We suggest you consider how much down time costs you per hour. Pick an hourly rate, such as $50/hour and multiply that by the number of people. For example, if you have 10 people, being down for an hour would cost $500 ($50×10) and being down for a day would cost $4,000. If you were down for two or three days because a communication line didn’t work, can you see that figuring out how to be redundant, in advance, may be a good use of time and money?

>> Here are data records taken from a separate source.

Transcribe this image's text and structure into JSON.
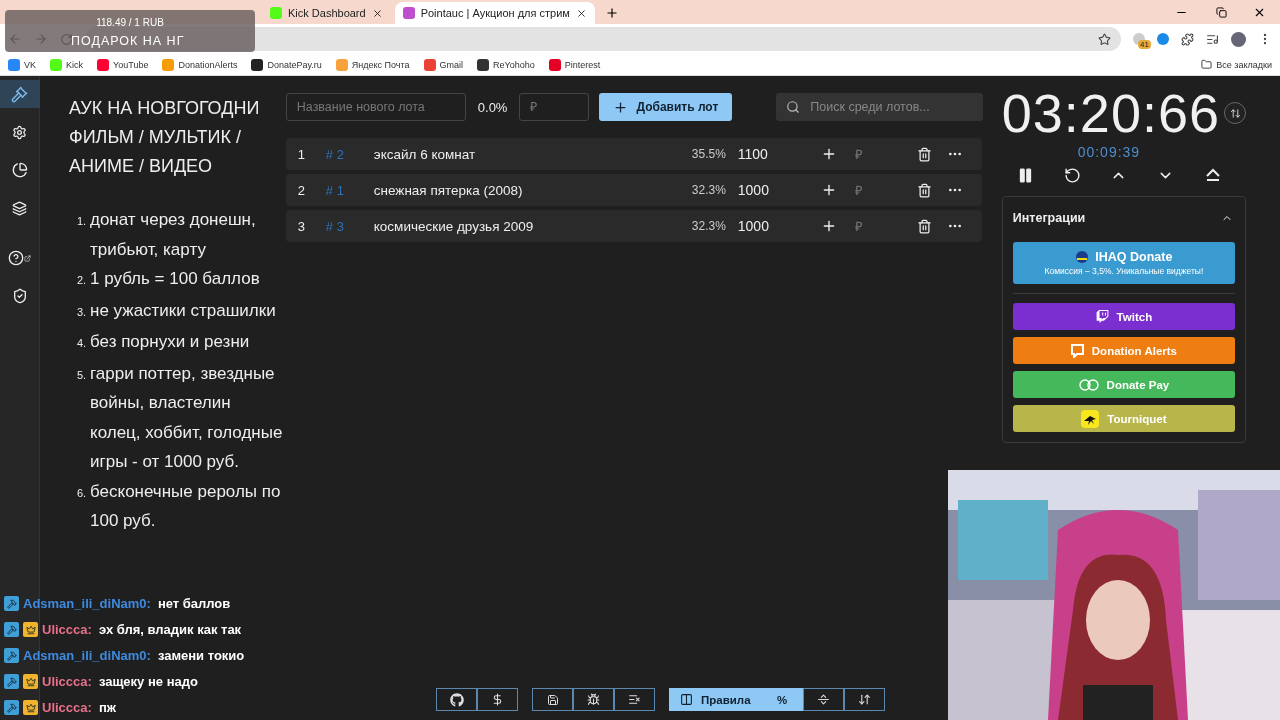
{
  "browser": {
    "tabs": [
      {
        "label": "Kick Dashboard",
        "selected": false,
        "color": "#53fc18"
      },
      {
        "label": "Pointauc | Аукцион для стрим",
        "selected": true,
        "color": "#c04fd0"
      }
    ],
    "bookmarks": [
      {
        "label": "VK",
        "color": "#2787f5"
      },
      {
        "label": "Kick",
        "color": "#53fc18"
      },
      {
        "label": "YouTube",
        "color": "#ff0033"
      },
      {
        "label": "DonationAlerts",
        "color": "#f59c07"
      },
      {
        "label": "DonatePay.ru",
        "color": "#222222"
      },
      {
        "label": "Яндекс Почта",
        "color": "#f7a23b"
      },
      {
        "label": "Gmail",
        "color": "#ea4335"
      },
      {
        "label": "ReYohoho",
        "color": "#333333"
      },
      {
        "label": "Pinterest",
        "color": "#e60023"
      }
    ],
    "all_bookmarks": "Все закладки",
    "extension_badge": "41"
  },
  "overlay_goal": {
    "amount": "118.49 / 1 RUB",
    "title": "ПОДАРОК НА НГ"
  },
  "rules": {
    "title": "АУК НА НОВГОГОДНИ ФИЛЬМ / МУЛЬТИК / АНИМЕ / ВИДЕО",
    "items": [
      {
        "number": "1.",
        "text": "донат через донешн, трибьют, карту"
      },
      {
        "number": "2.",
        "text": "1 рубль = 100 баллов"
      },
      {
        "number": "3.",
        "text": "не ужастики страшилки"
      },
      {
        "number": "4.",
        "text": "без порнухи и резни"
      },
      {
        "number": "5.",
        "text": "гарри поттер, звездные войны, властелин колец, хоббит, голодные игры - от 1000 руб."
      },
      {
        "number": "6.",
        "text": "бесконечные реролы по 100 руб."
      }
    ]
  },
  "new_lot": {
    "name_placeholder": "Название нового лота",
    "percent": "0.0%",
    "price_placeholder": "₽",
    "add_button": "Добавить лот",
    "search_placeholder": "Поиск среди лотов..."
  },
  "lots": [
    {
      "rank": "1",
      "id": "# 2",
      "name": "эксайл 6 комнат",
      "percent": "35.5%",
      "amount": "1100",
      "currency": "₽"
    },
    {
      "rank": "2",
      "id": "# 1",
      "name": "снежная пятерка (2008)",
      "percent": "32.3%",
      "amount": "1000",
      "currency": "₽"
    },
    {
      "rank": "3",
      "id": "# 3",
      "name": "космические друзья 2009",
      "percent": "32.3%",
      "amount": "1000",
      "currency": "₽"
    }
  ],
  "timer": {
    "main": "03:20:66",
    "elapsed": "00:09:39"
  },
  "integrations": {
    "title": "Интеграции",
    "expanded": true,
    "featured": {
      "label": "IHAQ Donate",
      "subtitle": "Комиссия – 3,5%. Уникальные виджеты!",
      "color": "#3a9bd0"
    },
    "items": [
      {
        "kind": "twitch",
        "label": "Twitch",
        "color": "#7b2fd0"
      },
      {
        "kind": "alerts",
        "label": "Donation Alerts",
        "color": "#ee7d12"
      },
      {
        "kind": "pay",
        "label": "Donate Pay",
        "color": "#44b85a"
      },
      {
        "kind": "tourniquet",
        "label": "Tourniquet",
        "color": "#b8b64a"
      }
    ]
  },
  "chat": [
    {
      "user": "Adsman_ili_diNam0:",
      "color": "#3d8be0",
      "badges": [
        {
          "kind": "mod"
        }
      ],
      "text": "нет баллов"
    },
    {
      "user": "Ulіccca:",
      "color": "#e8708a",
      "badges": [
        {
          "kind": "mod"
        },
        {
          "kind": "crown"
        }
      ],
      "text": "эх бля, владик как так"
    },
    {
      "user": "Adsman_ili_diNam0:",
      "color": "#3d8be0",
      "badges": [
        {
          "kind": "mod"
        }
      ],
      "text": "замени токио"
    },
    {
      "user": "Ulіccca:",
      "color": "#e8708a",
      "badges": [
        {
          "kind": "mod"
        },
        {
          "kind": "crown"
        }
      ],
      "text": "защеку не надо"
    },
    {
      "user": "Ulіccca:",
      "color": "#e8708a",
      "badges": [
        {
          "kind": "mod"
        },
        {
          "kind": "crown"
        }
      ],
      "text": "пж"
    }
  ],
  "toolbar": [
    {
      "kind": "github"
    },
    {
      "kind": "dollar"
    },
    {
      "kind": "save"
    },
    {
      "kind": "bug"
    },
    {
      "kind": "clear"
    },
    {
      "kind": "rules",
      "label": "Правила",
      "selected": true
    },
    {
      "kind": "percent",
      "label": "%",
      "selected": true
    },
    {
      "kind": "split",
      "selected": false
    },
    {
      "kind": "sort",
      "selected": false
    }
  ]
}
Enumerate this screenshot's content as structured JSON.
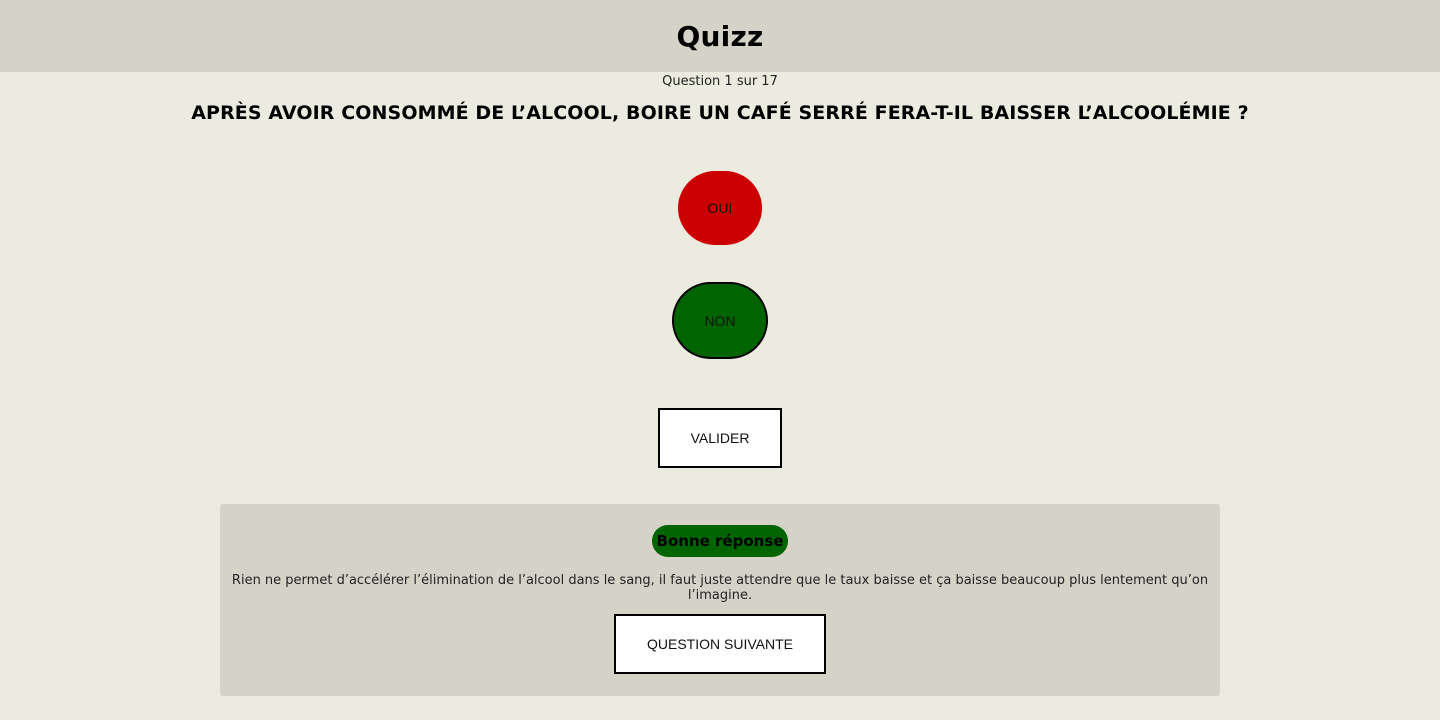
{
  "header": {
    "title": "Quizz"
  },
  "progress": {
    "text": "Question 1 sur 17"
  },
  "question": {
    "text": "APRÈS AVOIR CONSOMMÉ DE L’ALCOOL, BOIRE UN CAFÉ SERRÉ FERA-T-IL BAISSER L’ALCOOLÉMIE ?"
  },
  "answers": {
    "oui": {
      "label": "OUI",
      "color": "#cc0000"
    },
    "non": {
      "label": "NON",
      "color": "#006400",
      "selected": true
    }
  },
  "validate_button": {
    "label": "VALIDER"
  },
  "feedback": {
    "badge": "Bonne réponse",
    "badge_color": "#006400",
    "explanation": "Rien ne permet d’accélérer l’élimination de l’alcool dans le sang, il faut juste attendre que le taux baisse et ça baisse beaucoup plus lentement qu’on l’imagine.",
    "next_button": "QUESTION SUIVANTE"
  }
}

To prevent downtime, the philosophy of redundancy recommends two communication lines of different types, and from different carriers, configured for automatic failover. If you are cloud-centric, redundant communication lines are mandatory. For example, you could have a Cable Modem and DSL, or a Cable Modem and a cellular hotspot, or a Cable modem and MPLS, or a fiber optic and a wireless connection.
Redundant thinking does not stop with the communication lines. Many of us retire old computers when they are 3-5 years old. How about smartphones? What do you do with the old computers and phones? Should you keep some as spares? What about your old server and SAN? It was working when you decided to retire it. Can you put these devices in another location “just in case”? How about switches? If you need 30 connections, instead of getting one 48 port switch, wouldn’t two 24 port switches allow for one switch to completely fail, yet still leave most people able to work off of the working switch? Vendors that sell firewalls will often sell a hot spare for very little additional money, and you can have redundancy for that hardware device.
Note the thinking: Allow no single point of failure!